Weird Lifeform From 500 Million Years Ago Wasn’t an Animal at All : ScienceAlert

We have a curious case of mistaken identity to report. Fossils previously believed to have been left by prehistoric tentacle-bearing aquatic invertebrates called Bryozoans may actually have been created from a different source: seaweed.
That’s the conclusion of a new study of 500-million-year-old fossils, which took a new look at Protomelission gateshousei fossils thought to represent the oldest Bryozoan remains on record.
As well as seemingly setting the record straight, the findings again change what we know about the evolution of Bryozoans. To this day, they are the only fossilized animals that weren’t around during the Cambrian explosion, when life on Earth really started to accelerate.
The team identified several new fossils. (Yang et al., Nature, 2023)
“We tend to think of the Cambrian explosion as a unique period in evolutionary history in which all the plans for animal life were drawn up,” says paleontologist Martin Smith, of Durham University in the UK. “Most subsequent evolution comes down to smaller-scale complications in these original body plans.”
“But if Bryozoans really did evolve after the Cambrian period, it shows that evolution kept its creative touch after this critical period of innovation—perhaps the trajectory of life wasn’t set in stone half a billion years ago.”
The study authors examined small fossils of P. gateshousei found in the hills of southern China, separated from the group known as Bryozoans, and discovered previously unseen evidence of soft parts in their samples.
These new findings make these fossils more suitable for green algae, in a group known as the Dasycladales, the new study suggests – particularly in the signs of an outer membrane that were not present in the other fossil samples.
This in turn may teach us more about the Cambrian explosion: that these algae may have played a more significant role than previously thought in the rapid increase in biodiversity that occurred around that time.
“Where previous fossils preserved only the skeletal framework of these early organisms, our new material revealed what lived inside these chambers,” says paleontologist Zhang Xiguang, of Yunnan University in China.
“Instead of the tentacles we’d expect to see in Bryozoans, we discovered simple leaf-like flanges—and realized we weren’t looking at fossil animals, but seaweed.”
This means that the earliest bryozoan fossils that experts are most confident about do not appear until the post-Cambrian, Ordovician geologic period—that’s about 40 million years after the point at which these fossils are dated.

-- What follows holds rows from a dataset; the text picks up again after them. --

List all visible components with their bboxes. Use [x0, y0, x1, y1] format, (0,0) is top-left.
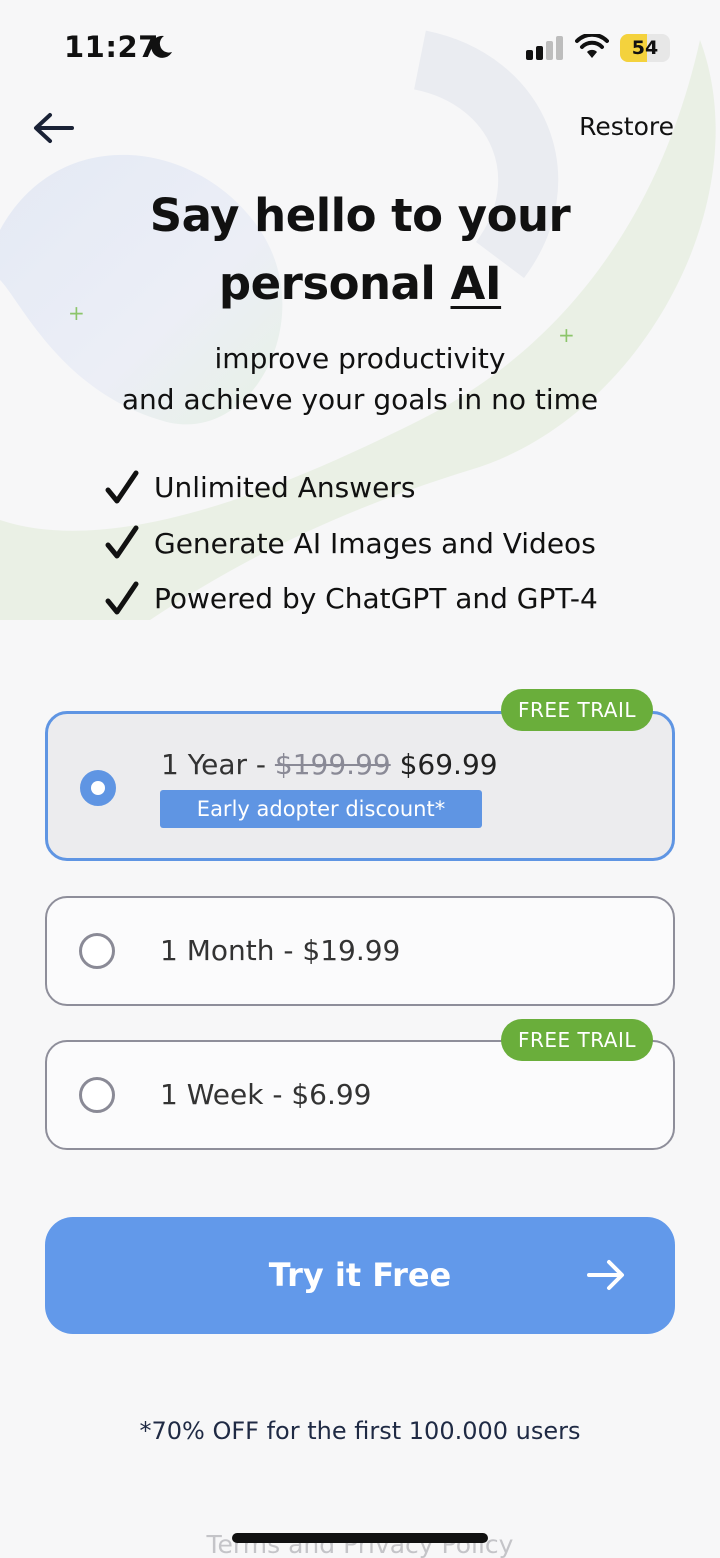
headline-line-2-prefix: personal [218, 257, 451, 310]
subtitle-line-1: improve productivity [214, 342, 506, 375]
radio-button[interactable] [79, 933, 115, 969]
signal-icon [526, 36, 563, 60]
free-trial-badge: FREE TRAIL [501, 1019, 653, 1061]
plan-label-month: 1 Month - $19.99 [160, 934, 401, 967]
feature-label: Powered by ChatGPT and GPT-4 [154, 582, 598, 616]
new-price: $69.99 [390, 748, 498, 781]
plan-duration: 1 Year - [161, 748, 275, 781]
moon-icon [151, 35, 172, 58]
subtitle-line-2: and achieve your goals in no time [121, 383, 599, 416]
plan-option-year[interactable]: 1 Year - $199.99 $69.99 Early adopter di… [45, 711, 675, 861]
feature-item: Powered by ChatGPT and GPT-4 [104, 571, 598, 627]
arrow-left-icon [34, 113, 74, 143]
arrow-right-icon [587, 1260, 624, 1290]
home-indicator [232, 1533, 488, 1543]
feature-label: Generate AI Images and Videos [154, 526, 596, 560]
radio-button-selected[interactable] [80, 770, 116, 806]
feature-item: Unlimited Answers [104, 460, 598, 516]
plan-label-year: 1 Year - $199.99 $69.99 [161, 748, 498, 781]
free-trial-badge: FREE TRAIL [501, 689, 653, 731]
subtitle: improve productivity and achieve your go… [0, 338, 720, 420]
headline-ai-emphasis: AI [450, 257, 502, 310]
radio-button[interactable] [79, 1077, 115, 1113]
status-time: 11:27 [64, 30, 159, 64]
back-button[interactable] [30, 106, 78, 150]
checkmark-icon [105, 470, 139, 504]
feature-list: Unlimited Answers Generate AI Images and… [104, 460, 598, 627]
plan-label-week: 1 Week - $6.99 [160, 1078, 372, 1111]
restore-link[interactable]: Restore [579, 112, 674, 141]
checkmark-icon [105, 581, 139, 615]
page-title: Say hello to your personal AI [0, 182, 720, 318]
cta-label: Try it Free [268, 1256, 452, 1294]
discount-badge: Early adopter discount* [160, 790, 482, 828]
feature-item: Generate AI Images and Videos [104, 516, 598, 572]
headline-line-1: Say hello to your [149, 189, 571, 242]
try-free-button[interactable]: Try it Free [45, 1217, 675, 1334]
battery-icon: 54 [620, 34, 670, 62]
old-price: $199.99 [274, 748, 391, 781]
wifi-icon [575, 34, 609, 58]
battery-percent: 54 [631, 37, 659, 59]
plan-option-month[interactable]: 1 Month - $19.99 [45, 896, 675, 1006]
feature-label: Unlimited Answers [154, 471, 416, 505]
discount-footnote: *70% OFF for the first 100.000 users [139, 1417, 581, 1445]
checkmark-icon [105, 525, 139, 559]
status-bar: 11:27 54 [0, 0, 720, 96]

The mysterious case of extinct Bryozoan fossils has apparently been cracked open once again. Why is this class of creatures the only one not to appear in one of the most unexpected bursts of life in the history of organisms?
One answer might be that we just haven’t found the right data yet. It is possible that the earliest forms of Bryozoans had softer parts, which means that they would not have left behind fossils in the early stages of their evolution.
“A growing number of Cambrian fossils… display features that are compatible with a bryozoan affinity—but on the basis of currently available material, no taxon can be interpreted with sufficient certainty to document a pre-Ordovician origin of Bryozoa,” the researchers write. in their published paper.
The research is published in Nature.